Le règlement amiable judiciaire

Vous pouvez saisir le tribunal de grande instance de votre département pour faire valider un plan d’échelonnement de votre dette auprès de vos principaux créanciers.

Cette requête nécessite que votre entreprise ne soit pas en cessation de paiement.
La cessation de paiement est avérée quand l’exigible à court terme est inférieur au disponible à court terme. Le tribunal demande que cet état de non-cessation de paiement soit certifié par votre expert-comptable.

Parfois, l’entreprise a du mal à faire face à ses factures courantes, alors qu’elle a une bonne rentabilité. Par exemple lorsqu’une partie du disponible de l’entreprise existe sous forme de stocks de produits finis, non encore mis à la vente ou sous forme de créances clients non payées.

Ce plan de règlement amiable a une qualité, c’est la souplesse. Vous pouvez introduire dans ce plan seulement vos 2 ou 3 principaux créanciers et négocier avec eux des durées différentes selon l’acceptabilité de vos propositions.

Vos créanciers sont libres d’accepter ou de refuser ce plan.

Vous devez savoir aussi que vos créanciers, en agriculture, doivent obligatoirement vous assigner en redressement amiable judicaire avant de vous assigner en redressement ou liquidation judiciaire.

  • Déroulement de la procédure

Vous saisissez le tribunal judiciaire (TGI) de votre département, en indiquant les raisons de vos difficultés et les mesures que vous allez mettre en place pour rembourser vos créanciers.

Vous serez convoqué au tribunal dans le mois suivant la saisine.

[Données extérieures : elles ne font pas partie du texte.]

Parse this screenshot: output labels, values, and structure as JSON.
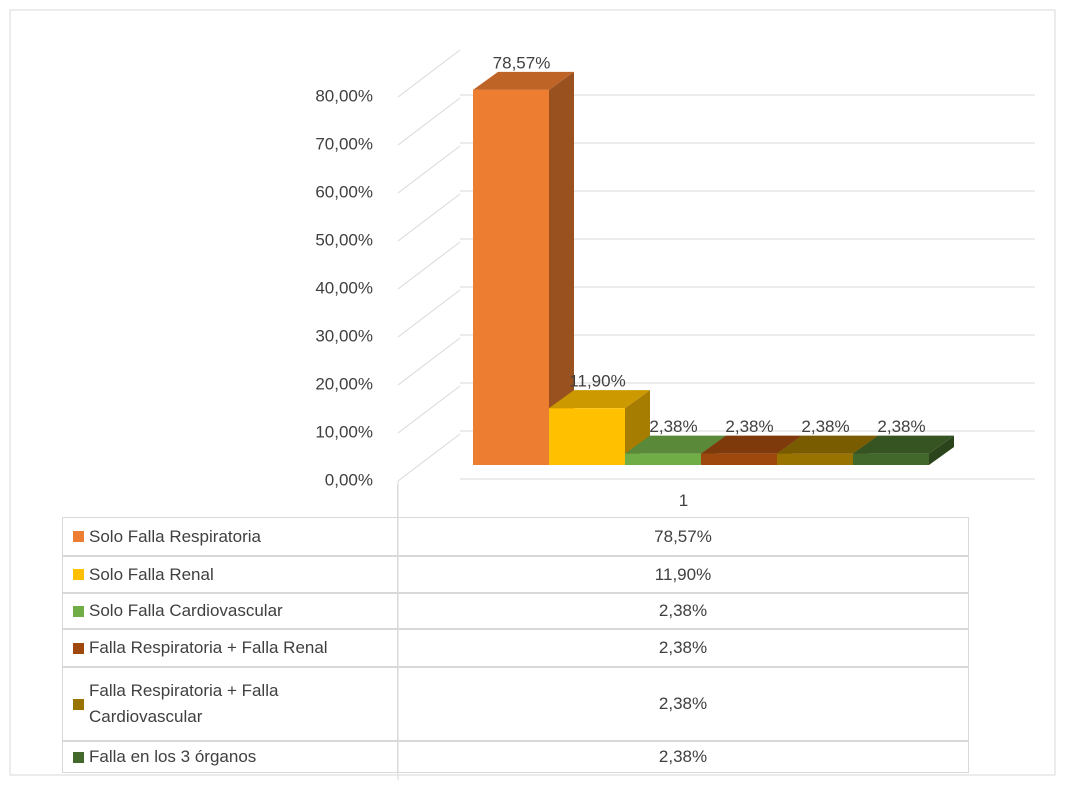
{
  "chart_data": {
    "type": "bar3d",
    "categories": [
      "1"
    ],
    "series": [
      {
        "name": "Solo Falla Respiratoria",
        "color": "#ed7d31",
        "values": [
          78.57
        ],
        "value_labels": [
          "78,57%"
        ]
      },
      {
        "name": "Solo Falla Renal",
        "color": "#ffc000",
        "values": [
          11.9
        ],
        "value_labels": [
          "11,90%"
        ]
      },
      {
        "name": "Solo Falla Cardiovascular",
        "color": "#70ad47",
        "values": [
          2.38
        ],
        "value_labels": [
          "2,38%"
        ]
      },
      {
        "name": "Falla Respiratoria + Falla Renal",
        "color": "#9e480e",
        "values": [
          2.38
        ],
        "value_labels": [
          "2,38%"
        ]
      },
      {
        "name": "Falla Respiratoria + Falla Cardiovascular",
        "color": "#997300",
        "values": [
          2.38
        ],
        "value_labels": [
          "2,38%"
        ]
      },
      {
        "name": "Falla en los 3 órganos",
        "color": "#43682b",
        "values": [
          2.38
        ],
        "value_labels": [
          "2,38%"
        ]
      }
    ],
    "ylim": [
      0,
      80
    ],
    "yticks": [
      {
        "value": 0,
        "label": "0,00%"
      },
      {
        "value": 10,
        "label": "10,00%"
      },
      {
        "value": 20,
        "label": "20,00%"
      },
      {
        "value": 30,
        "label": "30,00%"
      },
      {
        "value": 40,
        "label": "40,00%"
      },
      {
        "value": 50,
        "label": "50,00%"
      },
      {
        "value": 60,
        "label": "60,00%"
      },
      {
        "value": 70,
        "label": "70,00%"
      },
      {
        "value": 80,
        "label": "80,00%"
      }
    ],
    "grid": true,
    "data_table": true
  }
}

Il y a une audience mensuelle au TGI en procédure civile, il faut pouvoir déposer son dossier une quinzaine de jours avant la date de l’audience.

Le président du TGI peut demander une suspension des poursuites pour une durée de 2 mois. Il nomme un conciliateur ayant pour mission de rechercher un accord avec les créanciers.

Cette procédure est propre à l’agriculture, elle est confidentielle, la durée de la conciliation s’étale sur une durée de 3 à 5 mois. Elle est d’un coût modique, en général mois de 1 000 € pour l’exploitant. Elle ne présente pas de caractère obligatoire pour les créanciers.  

  • Effets de la procédure

 Lorsqu’un accord amiable est conclu, il porte sur les délais de paiements ou éventuellement sur des remises de dettes. Il est signé par les parties et le conciliateur, il est déposé au greffe du tribunal.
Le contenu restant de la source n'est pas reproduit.